Wer rund geboren ist, kann nicht eckig sterben.

Italienisches Sprichwort

Inhaltsverzeichnis

Kapitel I

Kapitel II

Kapitel III

Kapitel IV

Kapitel V

Kapitel VI

Kapitel VII

Kapitel VIII

Kapitel IX

Kapitel X

Kapitel XI

Kapitel XII

Kapitel XIII

Kapitel XIV

Kapitel XV

Kapitel XVI

Kapitel XVII

Epilog

I

Caponnetto war früh dran, er hörte Vögel zwitschern. Die Luft roch nach Frühling.

Wer nicht am Meer lebt und dort nur gelegentlich ein paar Tage verbringt, bemerkt es oft nicht, aber im Frühling riecht das Meer anders: frisch, belebend und weniger salzig als im Winter. Mitunter duftet es sogar leicht erdig, mit einer süßlichen Note, die an Blumen erinnert. Das liegt an den Algen, die sich bei steigenden Temperaturen vermehren, und an den Frühlingswinden, die ihre verschiedenen Gerüche vom Meer an die Küste tragen.

Frühling ist Caponnettos Zeit. Schon immer fühlte er sich in dieser Jahreszeit besonders inspiriert, voller Energie und Tatendrang.

Vor drei Wochen war er zum ersten Mal frühmorgens auf sein neues Sportrad gestiegen. Seither verließ er täglich gegen acht Uhr sein Apartment am Hafen von Savona. Diese Morgenroutine tat ihm gut.

Heute jedoch begann er seine Tour früher als gewöhnlich. Nur deswegen hatten ihn die Männer im schwarzen SUV verpasst.

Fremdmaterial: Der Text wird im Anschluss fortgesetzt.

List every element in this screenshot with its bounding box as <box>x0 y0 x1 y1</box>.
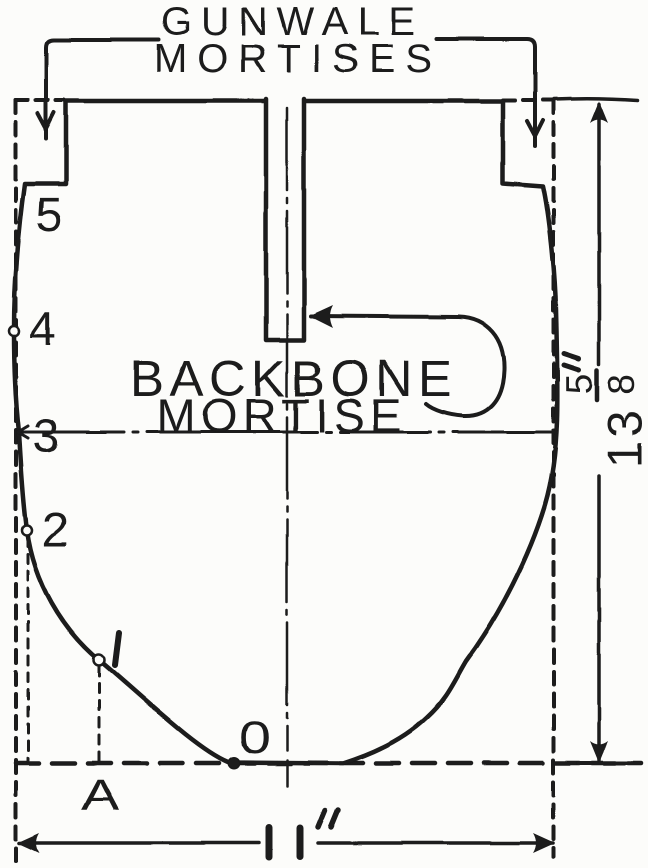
svg-text:8: 8 <box>601 374 642 395</box>
svg-text:13: 13 <box>599 407 648 468</box>
svg-text:5: 5 <box>36 189 63 242</box>
svg-text:MORTISES: MORTISES <box>154 37 432 81</box>
svg-text:A: A <box>81 770 119 819</box>
svg-text:0: 0 <box>239 712 271 762</box>
svg-text:5: 5 <box>559 374 600 395</box>
svg-text:4: 4 <box>29 303 56 356</box>
svg-text:3: 3 <box>33 410 60 463</box>
svg-text:2: 2 <box>42 504 69 557</box>
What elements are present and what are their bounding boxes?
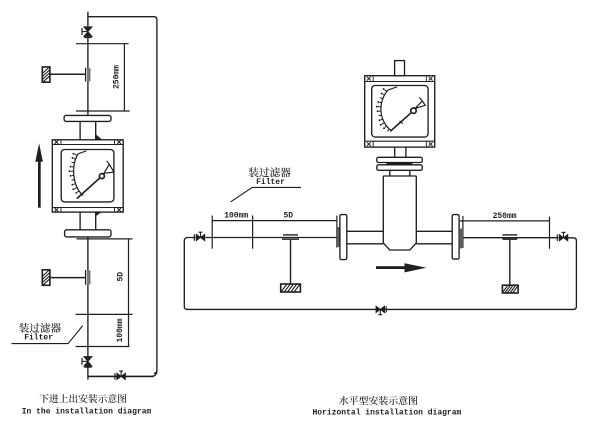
svg-text:5D: 5D <box>116 272 125 282</box>
svg-text:100mm: 100mm <box>116 318 125 342</box>
svg-text:100mm: 100mm <box>224 211 248 220</box>
svg-text:Filter: Filter <box>256 178 285 187</box>
svg-text:Horizontal installation diagra: Horizontal installation diagram <box>313 409 462 418</box>
svg-text:250mm: 250mm <box>112 65 121 89</box>
svg-text:250mm: 250mm <box>493 212 517 221</box>
svg-text:5D: 5D <box>283 212 293 221</box>
svg-text:Filter: Filter <box>24 333 53 342</box>
svg-text:In the installation diagram: In the installation diagram <box>22 407 152 416</box>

Sie würden auf ihn warten – das war ihr Auftrag.

Nach seinem Unfall auf der Via Aurelia vor acht Monaten hatte Caponnetto verschiedene Phasen durchlaufen: Im Krankenhaus verdrängte er zunächst, welche Einschränkungen die Verletzungen für seinen Dienst bei den Carabinieri bedeuten würden. Mit der Knieprothese kam die Gewissheit, dass wenig wieder so sein würde wie zuvor. Und mit dieser Einsicht kam der Zorn: ›Warum gerade ich? Warum gerade jetzt?‹

Damals glaubte er noch, er sei einfach nur zur falschen Zeit am falschen Ort gewesen. Er wollte daran glauben, dass die Kollision auf der Küstenstraße zwischen Finale Ligure und Noli ein tragischer Unfall mit Fahrerflucht gewesen war.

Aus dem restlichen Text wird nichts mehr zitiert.